Der zweite Untertitel des Zeitungsartikels <In Gottesdiensten hat es neues Repertoire schwer> entspricht jedoch nicht ganz der Tatsache; denn die Kirche, gleichgültig, ob evangelisch oder katholisch, hat im letzten Jahrzehnt umfassend innoviert: Die Katholische Kirche hat ein neues "Gotteslob" (= kath. Gesangbuch) herausgegeben, die Evangelische Kirche das EG +, das eine Menge neuer Lieder enthält, worunter sich eine Reihe rhythmisch nicht gerade leichter Synkopen-Songs befindet, die vom durchschnittlichen Gottesdienstbesucher nicht ohne Weiteres gesungen werden können. Prinzipiell ist gegen neue Lieder nichts einzuwenden, wenn sie aber vorwiegend aus Synkopen und wenig Melodie mit vielen Tonwiederholungen bestehen, sprechen sie zumindest viele ältere Leute nicht an. Sie eignen sich auch nicht gut für die Orgel als Begleitinstrument. Überdies bringen diese rhythmisch unregelmäßigen Noten Unruhe in eine Melodie. (Will man z.B. Stolpern in der Musik bildhaft darstellen, dann sind Synkopen ein geeignetes Mittel.) Das neu Errungene mag für Insider, die ohnehin Kirche und Musik nahestehen, ein Zugewinn sein. Trotz der guten Absicht nimmt der allgemeine regelmäßige Gottesdienstbesuch bzw. gar die Religiosität dadurch nicht zu. Bis auf ganz wenige Ausnahmen sieht man z.B. die gerade Konfirmierten nach dem Konfirmationssonntag trotz neuen Liedguts auch nicht mehr in der Kirche.

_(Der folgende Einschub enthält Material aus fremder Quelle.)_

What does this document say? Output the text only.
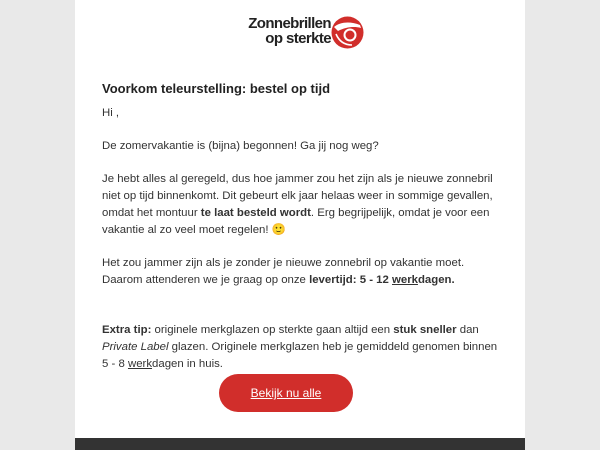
Zonnebrillen
op sterkte
Voorkom teleurstelling: bestel op tijd

Hi ,

De zomervakantie is (bijna) begonnen! Ga jij nog weg?

Je hebt alles al geregeld, dus hoe jammer zou het zijn als je nieuwe zonnebril niet op tijd binnenkomt. Dit gebeurt elk jaar helaas weer in sommige gevallen, omdat het montuur te laat besteld wordt. Erg begrijpelijk, omdat je voor een vakantie al zo veel moet regelen! 🙂

Het zou jammer zijn als je zonder je nieuwe zonnebril op vakantie moet. Daarom attenderen we je graag op onze levertijd: 5 - 12 werkdagen.

Extra tip: originele merkglazen op sterkte gaan altijd een stuk sneller dan Private Label glazen. Originele merkglazen heb je gemiddeld genomen binnen 5 - 8 werkdagen in huis.

Bekijk nu alle zonnebrillen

Kaum ist aber ein neues Gesangbuch erschienen, wird schon wieder der Ruf nach Neu-Kompositionen wie etwa für den nächsten Kirchentag laut. Auf kirchlichem Sektor unübersehbar die gleiche Hektik (durch Synkopen-Lieder gefördert) wie im hektischen Alltag. Auch wenn es viele nicht wahrhaben wollen, sind die Menschen von ständigen Innovationen Getriebene, die nicht zur Kontemplation, zu Ruhe und Besinnung kommen können und möglicherweise auch nicht wollen, obwohl in den Medien zur Rekreation vom Alltagsstress immer wieder der Begriff "Entschleunigung"
zu vernehmen ist.
Auf der von mir gestalteten Website finden Sie eine Fülle von traditionellen Kirchenliedern, in früherer Zeit sprach man da noch von "Chorälen", aber dieser Begriff ist von gestern, weil er heute zu klerikal klingt. Das Gesangbuch der Ev. Kirche in Hessen und Nassau hat einschließlich des neu erschienenen Ergänzungsbands EG + mit Texten in zeitgemäßerer Sprache inzwischen 986 Lieder, von denen eine Vielzahl urheberrechtlich geschützt ist. Darüber hinaus existiert noch eine Menge von Liedern christlicher Liedermacher, die nicht in den Gesangbüchern enthalten sind. Da fragt man sich allerdings, wann und vor allem von wem sie alle gesungen werden sollen, zumal in unserer Zeit Sangesfreude und Singfähigkeit des überwiegenden Teils der Bevölkerung durch verschiedene Faktoren bedingt stark nachgelassen haben. Früher wollte man bei Hochzeiten auf jeden Fall Orgelmusik hören, heute sind Gitarre und E-Piano auf dem Vormarsch, was Orgelbauer verständlicherweise beklagen.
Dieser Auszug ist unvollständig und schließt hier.